これは見なければ! ということで、さっそく視聴してみた。

 

動画は短いもので4、5分、長いものでは30分ぐらいとまちまちで、10件ほどあがっている。

古書店主というと、なんとなく無口でおっかないというか、近寄りがたいイメージがあるのだが、動画に出ているみなさんはけっこう話好きな感じがする。(まあ、無口な人はもともと取材を受けないのかもしれないが)

しかし話を聞いていると、やっぱりこう、どこか一癖二癖ありそうな感じもする。

ちなみに私が一番興味深く見たのは、10人ほどのの古書店主が集まって古書展(即売会)の準備・設営をしている動画だ。(マニアック!)

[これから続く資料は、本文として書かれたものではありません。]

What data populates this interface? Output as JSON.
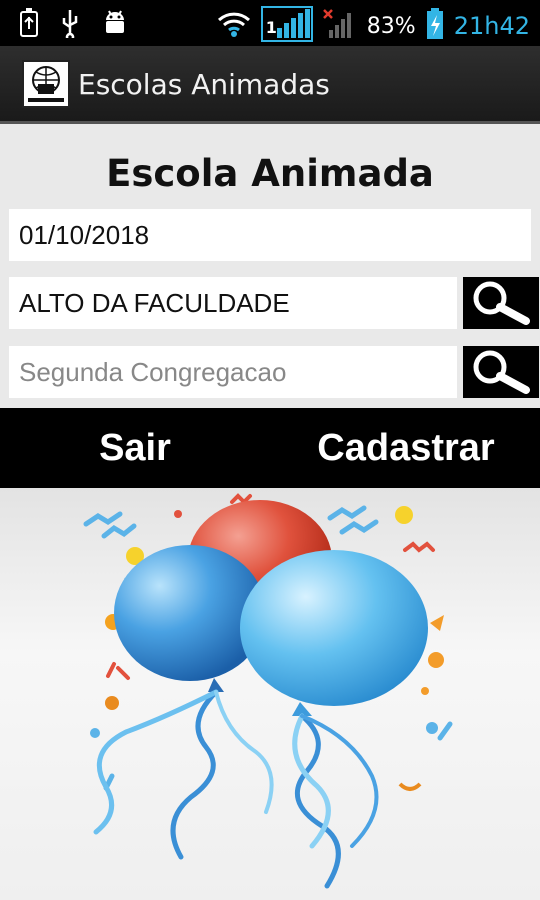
{
  "status_bar": {
    "icons_left": [
      "usb-debug-icon",
      "usb-icon",
      "android-debug-icon"
    ],
    "wifi_indicator": "1",
    "battery_percent": "83%",
    "time": "21h42"
  },
  "action_bar": {
    "app_title": "Escolas Animadas"
  },
  "form": {
    "title": "Escola Animada",
    "date_value": "01/10/2018",
    "school_value": "ALTO DA FACULDADE",
    "congregation_placeholder": "Segunda Congregacao"
  },
  "buttons": {
    "exit_label": "Sair",
    "register_label": "Cadastrar"
  },
  "colors": {
    "accent_blue": "#33b5e5",
    "toolbar_bg": "#222222",
    "button_bar_bg": "#000000"
  }
}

普段はみなさん「一国一城の主」なのだが、古書展のために集まって、若手・中堅・ベテランがそれぞれに割り当てられた仕事をしている。同じ目的を持った仲間ではあるのだが、なにかそこはかとない緊張感があるような、ないような……。

(興味がある人は視聴してみて下さい)

 


www.youtube.com

 

古本屋になった経緯や商売の仕方・考え方などは当然人それぞれだが、それでもみなさんに共通する雰囲気のようなものが感じられなくもない。

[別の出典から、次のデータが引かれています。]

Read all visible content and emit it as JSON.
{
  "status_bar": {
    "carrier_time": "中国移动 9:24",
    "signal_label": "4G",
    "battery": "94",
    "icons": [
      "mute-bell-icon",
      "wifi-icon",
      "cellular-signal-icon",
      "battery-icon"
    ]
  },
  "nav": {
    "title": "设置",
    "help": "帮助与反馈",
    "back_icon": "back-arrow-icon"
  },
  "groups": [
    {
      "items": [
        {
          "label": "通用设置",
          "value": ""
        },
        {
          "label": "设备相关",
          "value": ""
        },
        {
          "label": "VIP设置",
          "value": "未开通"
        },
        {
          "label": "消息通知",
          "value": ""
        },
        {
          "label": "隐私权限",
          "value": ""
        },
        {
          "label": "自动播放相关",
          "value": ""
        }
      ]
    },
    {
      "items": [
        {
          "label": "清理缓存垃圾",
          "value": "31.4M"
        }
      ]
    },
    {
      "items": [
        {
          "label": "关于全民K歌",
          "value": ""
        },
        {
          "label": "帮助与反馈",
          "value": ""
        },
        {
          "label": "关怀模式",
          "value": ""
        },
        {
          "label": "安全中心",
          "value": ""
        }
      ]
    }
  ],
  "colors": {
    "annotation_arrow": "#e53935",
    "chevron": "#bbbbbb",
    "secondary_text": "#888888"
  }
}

なんというか、みなさん商売に対してマイペースな感じがするのだ。

積極的に販路を拡大しようとする人もいれば、食えるくらいに稼げればいいという人もいるけれど、それぞれに自分のペースを大事にしているように見える。

 

マイペースというのはもちろん「自分勝手」や「いいかげん」ということとは違う。マイペースであるためには、他人を尊重するけれど影響はされず、自分を律する「自制心」や「克己心」がなければならない。

別の言葉で言えば、自分の中になにか《芯》のようなものがなければマイペースは維持できないのではないかと思う。

店主のみなさんは、それぞれ独自の《芯》を持っているように見えるのだ。

そういうところが、ちょっとかっこいい。

 

なんか古本屋に行きたくなってきた……。